Por todos es conocida la estrategia de comunicación de masas interesada liderada por personajes tan poco inocentes como Steve Bannon, cuyas formas se han extendido para posibilitar el ascenso de Trump, Boris Johnson, Bolsonaro o Salvini. Trabajan a través de bots que van inyectando información envenenada, escogiendo al receptor de una base de datos de potenciales cautivos. Decir que la comunicación está prostituida y, que la crisis sanitaria nos ha dado otra muestra, no es sino reflejar la realidad. Es difícil parar ese fenómeno, más que haciendo buen periodismo. Pero siempre vendrá un vídeo que te revuelva las tripas y para el receptor indefenso será más sencillo. Hace tiempo que la comunicación se escapó de la mediación de gobiernos y profesionales, lo cual tiene una parte muy positiva, pero otra que no lo es tanto, y la estamos viviendo. Los buenos productos, los buenos análisis, quedan enterrados en una maraña de vídeos virales realizados por auténticos embusteros.
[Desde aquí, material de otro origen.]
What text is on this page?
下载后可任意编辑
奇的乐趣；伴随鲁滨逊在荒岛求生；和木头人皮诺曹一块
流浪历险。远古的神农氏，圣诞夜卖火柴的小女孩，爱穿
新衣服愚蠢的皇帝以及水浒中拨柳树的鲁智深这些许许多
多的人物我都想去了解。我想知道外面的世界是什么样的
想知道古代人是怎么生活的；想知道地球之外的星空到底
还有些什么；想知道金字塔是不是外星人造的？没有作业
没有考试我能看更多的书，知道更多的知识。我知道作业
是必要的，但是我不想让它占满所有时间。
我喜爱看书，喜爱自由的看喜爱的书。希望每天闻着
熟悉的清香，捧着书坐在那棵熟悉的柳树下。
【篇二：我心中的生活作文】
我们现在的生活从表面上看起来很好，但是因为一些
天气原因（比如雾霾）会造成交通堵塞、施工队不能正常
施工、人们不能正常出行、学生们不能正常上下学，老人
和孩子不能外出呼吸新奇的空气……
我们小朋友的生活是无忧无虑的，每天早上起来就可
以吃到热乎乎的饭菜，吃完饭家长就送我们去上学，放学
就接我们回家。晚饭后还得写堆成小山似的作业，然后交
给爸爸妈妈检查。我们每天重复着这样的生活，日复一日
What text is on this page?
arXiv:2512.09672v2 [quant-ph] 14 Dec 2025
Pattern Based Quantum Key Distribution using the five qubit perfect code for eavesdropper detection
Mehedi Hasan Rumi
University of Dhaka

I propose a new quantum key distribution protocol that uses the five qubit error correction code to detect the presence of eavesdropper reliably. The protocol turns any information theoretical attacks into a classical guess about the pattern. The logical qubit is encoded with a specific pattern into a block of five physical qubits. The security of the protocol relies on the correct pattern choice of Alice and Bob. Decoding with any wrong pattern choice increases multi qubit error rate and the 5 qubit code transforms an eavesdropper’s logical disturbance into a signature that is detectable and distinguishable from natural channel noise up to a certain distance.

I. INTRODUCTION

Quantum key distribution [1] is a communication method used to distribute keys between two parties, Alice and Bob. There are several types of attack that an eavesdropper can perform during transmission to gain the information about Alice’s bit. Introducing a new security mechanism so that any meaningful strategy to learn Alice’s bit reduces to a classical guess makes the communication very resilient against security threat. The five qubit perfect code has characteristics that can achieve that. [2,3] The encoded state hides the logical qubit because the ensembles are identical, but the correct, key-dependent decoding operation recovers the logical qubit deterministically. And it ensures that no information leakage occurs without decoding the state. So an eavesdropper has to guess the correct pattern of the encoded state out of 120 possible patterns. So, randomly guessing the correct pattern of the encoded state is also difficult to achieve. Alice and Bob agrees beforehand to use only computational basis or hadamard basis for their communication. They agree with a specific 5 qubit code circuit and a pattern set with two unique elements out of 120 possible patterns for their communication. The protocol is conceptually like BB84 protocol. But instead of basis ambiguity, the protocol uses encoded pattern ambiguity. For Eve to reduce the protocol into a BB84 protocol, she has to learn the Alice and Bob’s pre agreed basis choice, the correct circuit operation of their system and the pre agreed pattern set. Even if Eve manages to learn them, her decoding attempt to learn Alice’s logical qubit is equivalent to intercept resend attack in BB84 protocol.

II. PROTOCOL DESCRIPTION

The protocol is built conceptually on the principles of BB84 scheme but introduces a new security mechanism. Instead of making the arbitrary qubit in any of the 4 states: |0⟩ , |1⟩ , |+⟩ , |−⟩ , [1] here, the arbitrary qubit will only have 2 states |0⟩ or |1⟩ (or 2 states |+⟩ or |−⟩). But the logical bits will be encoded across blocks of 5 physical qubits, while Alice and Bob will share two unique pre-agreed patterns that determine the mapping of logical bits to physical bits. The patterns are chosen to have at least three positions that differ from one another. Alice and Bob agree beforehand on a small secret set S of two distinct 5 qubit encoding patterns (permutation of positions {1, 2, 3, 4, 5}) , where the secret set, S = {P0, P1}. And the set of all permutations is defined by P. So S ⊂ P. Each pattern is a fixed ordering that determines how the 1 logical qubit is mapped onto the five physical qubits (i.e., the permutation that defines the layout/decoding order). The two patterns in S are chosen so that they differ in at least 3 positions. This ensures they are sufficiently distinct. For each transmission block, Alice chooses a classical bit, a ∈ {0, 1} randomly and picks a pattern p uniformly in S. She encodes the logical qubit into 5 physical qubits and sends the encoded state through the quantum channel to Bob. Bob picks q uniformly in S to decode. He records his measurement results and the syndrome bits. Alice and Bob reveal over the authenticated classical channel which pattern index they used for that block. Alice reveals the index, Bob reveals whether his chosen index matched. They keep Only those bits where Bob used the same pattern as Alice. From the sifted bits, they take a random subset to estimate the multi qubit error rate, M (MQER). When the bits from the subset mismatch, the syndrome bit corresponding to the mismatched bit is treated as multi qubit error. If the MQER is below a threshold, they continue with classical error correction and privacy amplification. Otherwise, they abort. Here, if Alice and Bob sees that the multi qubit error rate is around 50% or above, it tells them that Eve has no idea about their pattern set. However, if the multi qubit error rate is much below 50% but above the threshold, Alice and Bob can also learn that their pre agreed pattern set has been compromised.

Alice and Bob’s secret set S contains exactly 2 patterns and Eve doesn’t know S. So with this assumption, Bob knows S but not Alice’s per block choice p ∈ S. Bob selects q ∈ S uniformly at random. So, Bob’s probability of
Yo, desde mi ventanita de Tamaimos, solo pido que compruebes todos los datos que te llegan, que desconfíes de discursos que se presentan como subversivos por definición (léelo antes de que lo censuren) y que no hagas caso al que te quiera revolver las tripas. La situación ha sido, es y será lo suficientemente dura como para encima envenenarte con mentiras interesadas y construidas a medida para tocarte lo más sensible.
Termino con una reflexión objetiva y que seguro que no gustará a todo el mundo. En Canarias hemos hecho las cosas bien, hemos cumplido el confinamiento y buena parte de las buenas cifras es un éxito de nuestra población. Otros lo prefieren atribuir a la suerte, pero no puede ser que a los alemanes les vaya bien «porque son civilizados» y a nosotros por nuestro clima o fortuna. La reflexión mezcla interés y complejos a partes iguales. Tampoco te creas estas falacias, aunque te las diga un tertuliano que presuntamente tiene potestad para hacer esa reflexión.